Guantanamo : 14 ans de mépris des droits humains
« Le jour où Guantanamo fermera est encore loin. » De l’aveu même du Général John F. Kelly, aux commandes de la prison, « Barack Obama déploie beaucoup d’efforts pour la fermer, son équipe travaille dur à convaincre d’autres pays d’accueillir les prisonniers, mais au bout du compte, c’est le Congrès qui aura le dernier mot. »

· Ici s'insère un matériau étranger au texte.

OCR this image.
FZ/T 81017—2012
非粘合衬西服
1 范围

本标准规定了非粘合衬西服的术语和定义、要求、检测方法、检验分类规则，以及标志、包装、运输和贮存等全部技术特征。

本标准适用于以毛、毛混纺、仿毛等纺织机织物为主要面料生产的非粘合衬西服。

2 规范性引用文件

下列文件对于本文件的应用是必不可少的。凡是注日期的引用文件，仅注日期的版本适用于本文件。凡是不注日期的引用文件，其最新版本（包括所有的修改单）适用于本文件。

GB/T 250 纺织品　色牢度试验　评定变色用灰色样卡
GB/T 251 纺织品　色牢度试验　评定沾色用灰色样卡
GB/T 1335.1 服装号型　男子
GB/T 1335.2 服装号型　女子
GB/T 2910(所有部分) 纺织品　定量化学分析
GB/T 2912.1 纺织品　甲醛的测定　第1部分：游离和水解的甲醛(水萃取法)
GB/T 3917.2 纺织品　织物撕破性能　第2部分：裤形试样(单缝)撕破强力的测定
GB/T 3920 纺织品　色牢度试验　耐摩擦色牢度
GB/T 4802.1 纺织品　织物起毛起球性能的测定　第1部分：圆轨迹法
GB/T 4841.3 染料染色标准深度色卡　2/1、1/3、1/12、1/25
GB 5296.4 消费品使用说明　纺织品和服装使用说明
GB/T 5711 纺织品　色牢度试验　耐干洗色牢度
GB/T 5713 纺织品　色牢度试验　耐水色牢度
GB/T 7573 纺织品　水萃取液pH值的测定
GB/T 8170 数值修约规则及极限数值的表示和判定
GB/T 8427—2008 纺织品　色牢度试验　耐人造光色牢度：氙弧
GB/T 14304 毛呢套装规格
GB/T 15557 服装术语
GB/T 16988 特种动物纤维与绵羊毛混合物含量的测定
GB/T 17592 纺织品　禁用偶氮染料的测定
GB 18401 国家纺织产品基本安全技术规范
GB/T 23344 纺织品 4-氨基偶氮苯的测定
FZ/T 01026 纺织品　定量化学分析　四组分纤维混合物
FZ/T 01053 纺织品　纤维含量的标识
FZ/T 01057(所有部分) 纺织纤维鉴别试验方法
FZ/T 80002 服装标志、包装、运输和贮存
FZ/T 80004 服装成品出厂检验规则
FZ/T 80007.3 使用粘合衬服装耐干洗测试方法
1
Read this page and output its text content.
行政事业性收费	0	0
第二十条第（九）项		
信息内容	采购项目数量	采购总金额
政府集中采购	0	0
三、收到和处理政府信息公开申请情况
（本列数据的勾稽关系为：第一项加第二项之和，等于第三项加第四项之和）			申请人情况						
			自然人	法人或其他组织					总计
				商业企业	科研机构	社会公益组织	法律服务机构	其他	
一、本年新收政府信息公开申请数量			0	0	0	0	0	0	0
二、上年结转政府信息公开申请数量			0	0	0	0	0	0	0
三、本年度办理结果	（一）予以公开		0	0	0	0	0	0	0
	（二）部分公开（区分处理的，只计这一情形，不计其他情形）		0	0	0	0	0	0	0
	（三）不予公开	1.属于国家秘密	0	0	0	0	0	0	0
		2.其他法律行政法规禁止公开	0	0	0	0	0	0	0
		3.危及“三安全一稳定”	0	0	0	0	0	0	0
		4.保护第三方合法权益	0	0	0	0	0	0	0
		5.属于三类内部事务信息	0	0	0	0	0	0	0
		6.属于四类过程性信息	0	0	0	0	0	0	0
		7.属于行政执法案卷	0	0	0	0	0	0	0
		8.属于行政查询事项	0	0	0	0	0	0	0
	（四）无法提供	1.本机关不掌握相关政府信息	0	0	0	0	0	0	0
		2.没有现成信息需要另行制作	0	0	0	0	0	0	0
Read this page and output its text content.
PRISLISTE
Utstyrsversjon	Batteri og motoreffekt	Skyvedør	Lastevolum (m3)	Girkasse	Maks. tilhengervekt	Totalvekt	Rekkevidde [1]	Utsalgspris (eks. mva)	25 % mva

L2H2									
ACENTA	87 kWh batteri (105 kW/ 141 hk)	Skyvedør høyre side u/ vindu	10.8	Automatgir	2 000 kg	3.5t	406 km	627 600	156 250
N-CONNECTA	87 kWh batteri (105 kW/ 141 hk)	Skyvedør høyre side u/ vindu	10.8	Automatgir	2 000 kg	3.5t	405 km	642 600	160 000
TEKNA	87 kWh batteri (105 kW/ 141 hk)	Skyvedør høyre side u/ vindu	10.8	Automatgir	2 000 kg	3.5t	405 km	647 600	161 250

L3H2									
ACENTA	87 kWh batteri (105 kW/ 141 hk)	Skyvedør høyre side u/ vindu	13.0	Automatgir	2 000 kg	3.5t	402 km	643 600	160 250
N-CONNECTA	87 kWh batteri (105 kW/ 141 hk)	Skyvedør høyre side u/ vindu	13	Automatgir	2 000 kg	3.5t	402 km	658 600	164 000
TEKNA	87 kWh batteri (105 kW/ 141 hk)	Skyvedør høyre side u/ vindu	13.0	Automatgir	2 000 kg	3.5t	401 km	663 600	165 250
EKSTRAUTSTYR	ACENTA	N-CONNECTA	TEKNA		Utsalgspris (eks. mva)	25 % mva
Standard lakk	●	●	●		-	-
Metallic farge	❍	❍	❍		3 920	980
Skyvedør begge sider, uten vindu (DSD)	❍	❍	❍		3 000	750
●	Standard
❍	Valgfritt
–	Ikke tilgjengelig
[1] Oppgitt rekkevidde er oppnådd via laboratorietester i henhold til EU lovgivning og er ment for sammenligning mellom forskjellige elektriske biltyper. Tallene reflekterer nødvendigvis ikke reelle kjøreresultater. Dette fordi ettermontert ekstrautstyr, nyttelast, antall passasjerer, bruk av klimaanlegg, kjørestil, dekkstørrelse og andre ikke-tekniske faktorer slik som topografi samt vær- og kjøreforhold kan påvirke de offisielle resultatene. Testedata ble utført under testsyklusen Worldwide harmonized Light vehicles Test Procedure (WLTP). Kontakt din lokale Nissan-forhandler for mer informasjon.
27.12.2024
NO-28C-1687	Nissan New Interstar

Treize ans après l’arrivée des premiers prisonniers dans ce camp de détention, que l’ONG Amnesty International qualifie de « Goulag des temps modernes », la perspective d’une fermeture définitive du camp de Guantanamo avant la fin du mandat de Barack Obama s’éloigne de jour en jour. Début décembre, le Congrès a en effet une nouvelle fois balayé d’un revers de la main cette promesse du président américain, en refusant d’inclure dans le budget 2015 les fonds nécessaires au transfert des détenus vers des prisons aux Etats-Unis. Sur l’île cubaine, 136 « ennemis combattants étrangers » croupissent toujours dans les couloirs de ce centre de non-droit, sans inculpation ni condamnation, depuis plus d’une décennie pour certains. Parmi ces détenus, une soixantaine attend d’être libérée conformément à une décision de justice de 2009. Mais même si le Pentagone signe les ordres de transfert de ces prisonniers « libérables », 69 détenus resteront cloîtrés entre les grilles et les murs du tristement célèbre camp de Guantanamo. Ceux-là attendent un procès devant une commission militaire ou sont considérés comme trop dangereux pour être relâchés bien qu’il n’existe pas assez de preuves pour les juger. En novembre dernier, le Comité des Nations unies contre la torture a pourtant une nouvelle fois rappelé que la détention illimitée représentait une violation claire de la Convention contre la torture.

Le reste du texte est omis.